2020-11-25
Guilherme Dray

Publicado na Advocatus.

A descoberta da vacina contra a Covid-19 pode ser um fator decisivo para proteger a saúde pública. E pode ser importante, também, para recuperarmos a nossa liberdade de trabalho e de circulação. Mas é legítimo colocar-se a seguinte questão: Pode a vacina ser obrigatória? E pode uma empresa, por exemplo, recusar trabalho a quem não se vacine?

As questões acima enunciadas lidam com diferentes normas previstas na nossa Constituição: por um lado, o direito à proteção da saúde e o dever de a defender, cabendo ao Estado a incumbência de garantir a saúde pública (64.º); por outro lado, o direito da pessoa à integridade pessoal (25.º), ao livre desenvolvimento da personalidade (26.º) e à liberdade de trabalho (47.º).

A obrigatoriedade da vacina pode ser um imperativo de saúde pública, mas também pode atentar contra as pessoas que não querem ser vacinadas. Por um lado, ela joga a favor do bem comum. Por outro lado, pode ser atentatória das liberdades individuais.

É aqui que entra o Direito. Sempre que há necessidade de articulação de dois princípios tendencialmente opostos, importa promover a sua conjugação, segundo princípios de proporcionalidade, necessidade e adequação.

Havendo colisão de direitos, o Código Civil determina que os seus titulares devem ceder na medida do necessário para que todos produzam igualmente o seu efeito, sem maior detrimento para qualquer das partes (artigo 335.º). Estando em causa a compressão de direitos fundamentais, a Constituição determina que as restrições devem limitar-se ao necessário para salvaguardar outros direitos constitucionalmente protegidos (artigo 18.º).

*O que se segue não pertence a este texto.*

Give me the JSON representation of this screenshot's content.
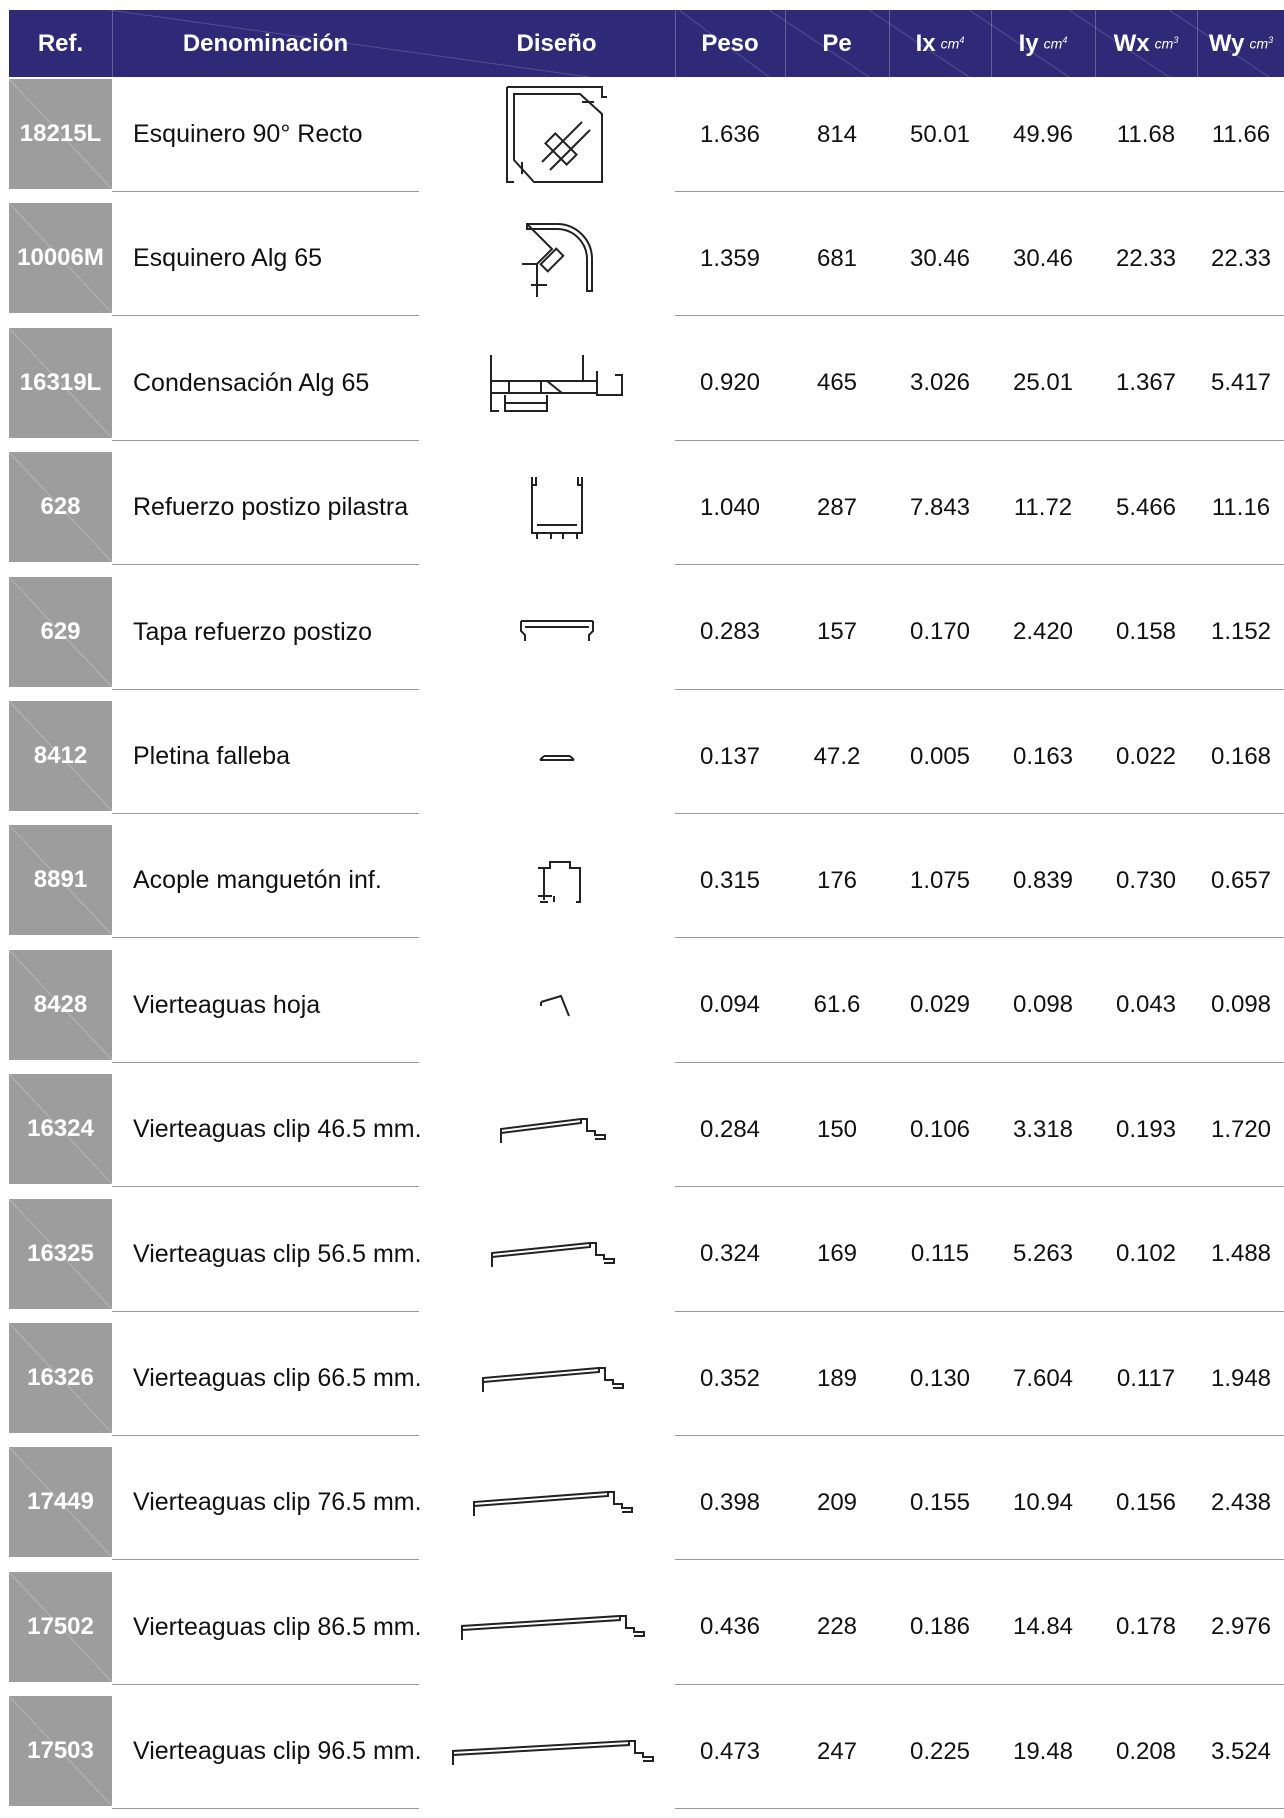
{
  "header": {
    "ref": "Ref.",
    "denominacion": "Denominación",
    "diseno": "Diseño",
    "peso": "Peso",
    "pe": "Pe",
    "ix": "Ix",
    "iy": "Iy",
    "wx": "Wx",
    "wy": "Wy",
    "unit_cm4": "cm",
    "unit_cm4_exp": "4",
    "unit_cm3": "cm",
    "unit_cm3_exp": "3",
    "color": "#2e2a78"
  },
  "ref_color": "#9d9d9d",
  "rows": [
    {
      "ref": "18215L",
      "name": "Esquinero 90° Recto",
      "icon": "corner-90-profile-icon",
      "peso": "1.636",
      "pe": "814",
      "ix": "50.01",
      "iy": "49.96",
      "wx": "11.68",
      "wy": "11.66"
    },
    {
      "ref": "10006M",
      "name": "Esquinero Alg 65",
      "icon": "rounded-corner-profile-icon",
      "peso": "1.359",
      "pe": "681",
      "ix": "30.46",
      "iy": "30.46",
      "wx": "22.33",
      "wy": "22.33"
    },
    {
      "ref": "16319L",
      "name": "Condensación Alg 65",
      "icon": "condensation-profile-icon",
      "peso": "0.920",
      "pe": "465",
      "ix": "3.026",
      "iy": "25.01",
      "wx": "1.367",
      "wy": "5.417"
    },
    {
      "ref": "628",
      "name": "Refuerzo postizo pilastra",
      "icon": "u-channel-profile-icon",
      "peso": "1.040",
      "pe": "287",
      "ix": "7.843",
      "iy": "11.72",
      "wx": "5.466",
      "wy": "11.16"
    },
    {
      "ref": "629",
      "name": "Tapa refuerzo postizo",
      "icon": "cover-profile-icon",
      "peso": "0.283",
      "pe": "157",
      "ix": "0.170",
      "iy": "2.420",
      "wx": "0.158",
      "wy": "1.152"
    },
    {
      "ref": "8412",
      "name": "Pletina falleba",
      "icon": "flat-bar-profile-icon",
      "peso": "0.137",
      "pe": "47.2",
      "ix": "0.005",
      "iy": "0.163",
      "wx": "0.022",
      "wy": "0.168"
    },
    {
      "ref": "8891",
      "name": "Acople manguetón inf.",
      "icon": "coupling-profile-icon",
      "peso": "0.315",
      "pe": "176",
      "ix": "1.075",
      "iy": "0.839",
      "wx": "0.730",
      "wy": "0.657"
    },
    {
      "ref": "8428",
      "name": "Vierteaguas hoja",
      "icon": "sash-drip-profile-icon",
      "peso": "0.094",
      "pe": "61.6",
      "ix": "0.029",
      "iy": "0.098",
      "wx": "0.043",
      "wy": "0.098"
    },
    {
      "ref": "16324",
      "name": "Vierteaguas clip 46.5 mm.",
      "icon": "clip-drip-profile-icon",
      "peso": "0.284",
      "pe": "150",
      "ix": "0.106",
      "iy": "3.318",
      "wx": "0.193",
      "wy": "1.720"
    },
    {
      "ref": "16325",
      "name": "Vierteaguas clip 56.5 mm.",
      "icon": "clip-drip-profile-icon",
      "peso": "0.324",
      "pe": "169",
      "ix": "0.115",
      "iy": "5.263",
      "wx": "0.102",
      "wy": "1.488"
    },
    {
      "ref": "16326",
      "name": "Vierteaguas clip 66.5 mm.",
      "icon": "clip-drip-profile-icon",
      "peso": "0.352",
      "pe": "189",
      "ix": "0.130",
      "iy": "7.604",
      "wx": "0.117",
      "wy": "1.948"
    },
    {
      "ref": "17449",
      "name": "Vierteaguas clip 76.5 mm.",
      "icon": "clip-drip-profile-icon",
      "peso": "0.398",
      "pe": "209",
      "ix": "0.155",
      "iy": "10.94",
      "wx": "0.156",
      "wy": "2.438"
    },
    {
      "ref": "17502",
      "name": "Vierteaguas clip 86.5 mm.",
      "icon": "clip-drip-profile-icon",
      "peso": "0.436",
      "pe": "228",
      "ix": "0.186",
      "iy": "14.84",
      "wx": "0.178",
      "wy": "2.976"
    },
    {
      "ref": "17503",
      "name": "Vierteaguas clip 96.5 mm.",
      "icon": "clip-drip-profile-icon",
      "peso": "0.473",
      "pe": "247",
      "ix": "0.225",
      "iy": "19.48",
      "wx": "0.208",
      "wy": "3.524"
    }
  ]
}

É neste justo equilíbrio que se deve tratar este assunto.

Na medida que haja evidência científica de que as vacinas são realmente necessárias e seguras para conter a pandemia, ela pode ser obrigatória. Mas estando em causa uma limitação à liberdade individual, há que ser-se particularmente exigente na fundamentação e na forma de aprovação. Por um lado, a obrigatoriedade deve ser suportada na ciência e na saúde pública. Por outro lado, a sua aprovação deve ser levada a efeito por lei da Assembleia da República.

A obrigatoriedade da vacina e a sua admissibilidade foi, de resto, acolhida, no país das liberdades individuais, em 1905, pelo Supremo Tribunal Federal dos Estados Unidos da América, no caso Jacobson v. Massachusetts.

Na altura, face a um surto de varíola na cidade de Cambridge, o Estado do Massachusetts autorizou a vacinação obrigatória. Jacobson, Pastor de uma Igreja, recusou-se a ser vacinado, alegando que havia sido vacinado na sua própria infância (na Suécia) e que a vacina lhe tinha provocado graves problemas de saúde ao longo da sua vida. Por se ter recusado, foi-lhe aplicada a pena prescrita na lei: o pagamento de 5$USD. Jacobson recorreu desta decisão, invocado a sua liberdade individual e a 14ª Emenda Constitucional.

O Supremo Tribunal, numa decisão que passou a constituir um importante precedente judicial, concluiu que “a liberdade consagrada na Constituição não importa o direito absoluto de cada pessoa de estar, em todos os momentos e em todas as circunstâncias, totalmente livre de restrições”, e que “em toda a sociedade encarregada do dever de conservar a segurança de seus membros, os direitos do indivíduo em relação à sua liberdade podem, às vezes, sob a pressão de grandes perigos, estar sujeitos a restrições”.

Desde então, desde que ancoradas em motivos científicos e em leis razoáveis e proporcionais, as vacinas obrigatórias passaram a ser admitidas, em nome da saúde pública.

Seja como for, há duas notas finais a registar: a primeira, é a de que o incumprimento da obrigatoriedade nunca pode ter como consequência a vacinação compulsiva, contra a integridade física da pessoa. A consequência, ou passa pela aplicação de uma multa, ou por uma sanção indireta, como seja a restrição de acesso a serviços ou funções públicas. A segunda, é que sem uma lei que determine a obrigatoriedade da vacinação, as empresas não podem recusar o acesso ou a prestação de trabalho por quem não esteja vacinado.

Os “anti-vaccination movements” já começaram uma campanha nas redes sociais contra a vacinação obrigatória, na maior parte das vezes com recurso a teorias conspirativas e a fake news.

Também por esta razão, se o Estado quiser impor a vacinação obrigatória, convém que o faça de forma particularmente fundamentada e com muita pedagogia, sob pena de dar azo (ainda mais) ao crescimento de movimentos populistas.